With this self-imposed moratorium, Nixon ceded the national stage intentionally to the then-front-runner for the nomination, Michigan Gov. George Romney. A moderate Republican, Romney enjoyed the backing of New York Gov. Nelson Rockefeller and was a proven vote-getter with minority and blue-collar Democrats. Running as a Republican in one of the nation's most heavily Democratic states, Romney won three terms as governor and rolled up increasing majorities each time. Romney showed such broad support that President Kennedy confided to a friend shortly before his assassination that the only Republican he didn't want to face in his anticipated 1964 re-election race was Romney.
By giving Romney the stage, Nixon wagered that Romney would prove himself unready for the Oval Office. The gamble paid off. When Romney's campaign imploded after a string of candidate gaffes, Nixon claimed victory in New Hampshire, beginning his long climb out of the slump.
During the next six months, from his candidacy announcement to the Republican National Convention in August, Nixon ran the gauntlet of the other major contenders for the nomination. After dispatching Romney, he took on Rockefeller, the formidable two-term Republican governor of New York. Later still, on the eve of the convention, a new conservative rock star, California Gov. Ronald Reagan, threw his hat into the ring. During the convention, with neither Rockefeller nor Reagan securing enough votes to win outright, the former vice president faced a fourth challenge: a combined Rockefeller-Reagan "Stop Nixon" effort that sought to peel off enough moderate and conservative Nixon delegates to block his first-ballot victory. If that happened it would revive the "loser" mantra and precipitate a rush of Nixon delegates to either camp, leaving Rockefeller and Reagan as the last two men standing to battle for the nomination and, ultimately, for control of the Republican Party.

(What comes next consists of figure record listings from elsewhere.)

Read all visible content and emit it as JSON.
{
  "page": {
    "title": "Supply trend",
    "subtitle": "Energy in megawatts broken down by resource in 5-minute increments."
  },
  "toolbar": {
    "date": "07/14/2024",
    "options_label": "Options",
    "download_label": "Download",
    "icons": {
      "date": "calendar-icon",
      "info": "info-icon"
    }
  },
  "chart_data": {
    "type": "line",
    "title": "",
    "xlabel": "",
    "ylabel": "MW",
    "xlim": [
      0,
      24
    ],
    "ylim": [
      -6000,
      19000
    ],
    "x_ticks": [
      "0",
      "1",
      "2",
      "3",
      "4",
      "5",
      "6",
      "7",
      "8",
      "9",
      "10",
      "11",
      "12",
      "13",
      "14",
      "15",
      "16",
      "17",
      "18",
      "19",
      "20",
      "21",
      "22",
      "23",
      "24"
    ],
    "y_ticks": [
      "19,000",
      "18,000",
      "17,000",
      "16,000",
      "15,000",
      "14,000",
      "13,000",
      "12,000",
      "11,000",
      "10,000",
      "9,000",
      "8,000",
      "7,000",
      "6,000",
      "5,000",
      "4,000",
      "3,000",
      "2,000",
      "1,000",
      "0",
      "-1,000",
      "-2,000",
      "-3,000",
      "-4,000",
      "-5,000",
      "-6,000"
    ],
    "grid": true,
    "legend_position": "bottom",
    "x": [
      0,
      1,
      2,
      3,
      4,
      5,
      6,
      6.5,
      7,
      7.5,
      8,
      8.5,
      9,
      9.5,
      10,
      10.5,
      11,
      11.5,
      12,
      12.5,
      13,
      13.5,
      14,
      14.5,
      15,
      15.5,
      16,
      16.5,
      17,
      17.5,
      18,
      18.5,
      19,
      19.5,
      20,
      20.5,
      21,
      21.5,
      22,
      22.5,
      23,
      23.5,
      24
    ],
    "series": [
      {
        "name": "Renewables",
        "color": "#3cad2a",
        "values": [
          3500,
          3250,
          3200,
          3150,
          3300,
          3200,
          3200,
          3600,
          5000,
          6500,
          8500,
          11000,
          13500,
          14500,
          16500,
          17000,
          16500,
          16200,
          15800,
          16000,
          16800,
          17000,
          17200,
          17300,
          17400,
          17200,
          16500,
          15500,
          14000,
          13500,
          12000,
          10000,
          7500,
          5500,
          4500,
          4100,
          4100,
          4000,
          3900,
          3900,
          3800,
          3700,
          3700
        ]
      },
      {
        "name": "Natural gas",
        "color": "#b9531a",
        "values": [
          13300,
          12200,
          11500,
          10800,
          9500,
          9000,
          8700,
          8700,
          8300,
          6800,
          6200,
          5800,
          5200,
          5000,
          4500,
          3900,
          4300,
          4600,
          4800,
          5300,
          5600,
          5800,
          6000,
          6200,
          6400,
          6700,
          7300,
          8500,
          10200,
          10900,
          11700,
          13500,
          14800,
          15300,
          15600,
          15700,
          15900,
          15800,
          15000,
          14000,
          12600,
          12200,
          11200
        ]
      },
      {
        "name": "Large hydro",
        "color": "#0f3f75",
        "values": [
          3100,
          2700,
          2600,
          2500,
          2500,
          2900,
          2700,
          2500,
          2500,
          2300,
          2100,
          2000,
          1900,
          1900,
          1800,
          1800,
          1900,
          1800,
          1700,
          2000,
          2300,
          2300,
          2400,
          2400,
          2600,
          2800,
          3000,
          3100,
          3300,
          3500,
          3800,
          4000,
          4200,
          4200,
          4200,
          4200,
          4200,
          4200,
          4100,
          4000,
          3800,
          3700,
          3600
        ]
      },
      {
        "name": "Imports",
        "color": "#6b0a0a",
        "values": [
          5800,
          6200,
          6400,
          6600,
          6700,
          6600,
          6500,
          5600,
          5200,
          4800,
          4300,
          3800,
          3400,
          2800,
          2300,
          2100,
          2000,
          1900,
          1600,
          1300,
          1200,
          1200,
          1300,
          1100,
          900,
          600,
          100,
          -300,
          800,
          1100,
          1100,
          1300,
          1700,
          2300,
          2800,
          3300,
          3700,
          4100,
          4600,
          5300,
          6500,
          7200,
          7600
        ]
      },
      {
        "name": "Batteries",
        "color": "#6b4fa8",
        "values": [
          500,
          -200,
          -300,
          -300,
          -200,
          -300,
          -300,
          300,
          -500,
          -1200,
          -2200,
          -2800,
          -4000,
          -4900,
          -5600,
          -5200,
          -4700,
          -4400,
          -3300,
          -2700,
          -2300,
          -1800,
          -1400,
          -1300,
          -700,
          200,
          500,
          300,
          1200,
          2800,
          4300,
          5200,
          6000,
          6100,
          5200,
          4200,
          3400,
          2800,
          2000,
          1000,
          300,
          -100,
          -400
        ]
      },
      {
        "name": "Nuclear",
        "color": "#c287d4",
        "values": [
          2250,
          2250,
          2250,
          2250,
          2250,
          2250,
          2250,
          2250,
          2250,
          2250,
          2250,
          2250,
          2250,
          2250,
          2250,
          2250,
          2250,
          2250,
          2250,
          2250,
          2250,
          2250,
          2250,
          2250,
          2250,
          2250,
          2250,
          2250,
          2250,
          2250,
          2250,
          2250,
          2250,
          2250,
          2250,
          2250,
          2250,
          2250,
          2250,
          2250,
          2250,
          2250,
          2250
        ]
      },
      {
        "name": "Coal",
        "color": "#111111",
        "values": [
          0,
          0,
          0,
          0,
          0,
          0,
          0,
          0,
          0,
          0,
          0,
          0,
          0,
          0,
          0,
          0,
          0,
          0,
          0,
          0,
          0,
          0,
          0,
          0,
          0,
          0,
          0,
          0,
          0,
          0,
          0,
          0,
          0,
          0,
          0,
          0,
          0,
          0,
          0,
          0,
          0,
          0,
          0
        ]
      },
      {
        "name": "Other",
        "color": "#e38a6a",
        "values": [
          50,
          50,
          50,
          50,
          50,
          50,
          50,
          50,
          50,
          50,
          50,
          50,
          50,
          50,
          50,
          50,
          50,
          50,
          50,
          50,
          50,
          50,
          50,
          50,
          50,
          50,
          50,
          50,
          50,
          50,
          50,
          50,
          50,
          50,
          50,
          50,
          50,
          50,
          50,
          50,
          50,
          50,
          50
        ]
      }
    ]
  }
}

All these hurdles loomed as Nixon stepped before the microphones at the Holiday Inn that day. Beyond New Hampshire lay more primaries, the convention and a general election faceoff against the Democratic presidential nominee and a populist third-party candidate. Ahead of victory awaited the Vietnam War, a faltering economy, campus riots and urban unrest, Supreme Court vacancies, major diplomatic coups, a stunning re-election victory in 1972 and an even more stunning collapse of his presidency from the Watergate scandal. Further still, beyond the ashes of defeat and humiliation, lay regeneration, reformation and, in the end, the earned mantle of elder statesman.
The fuse igniting that incredible journey was lit in a motel room 50 years ago today. On its anniversary, we remember Richard Nixon, a man wholly gifted, wholly flawed, wholly undaunted – wholly American.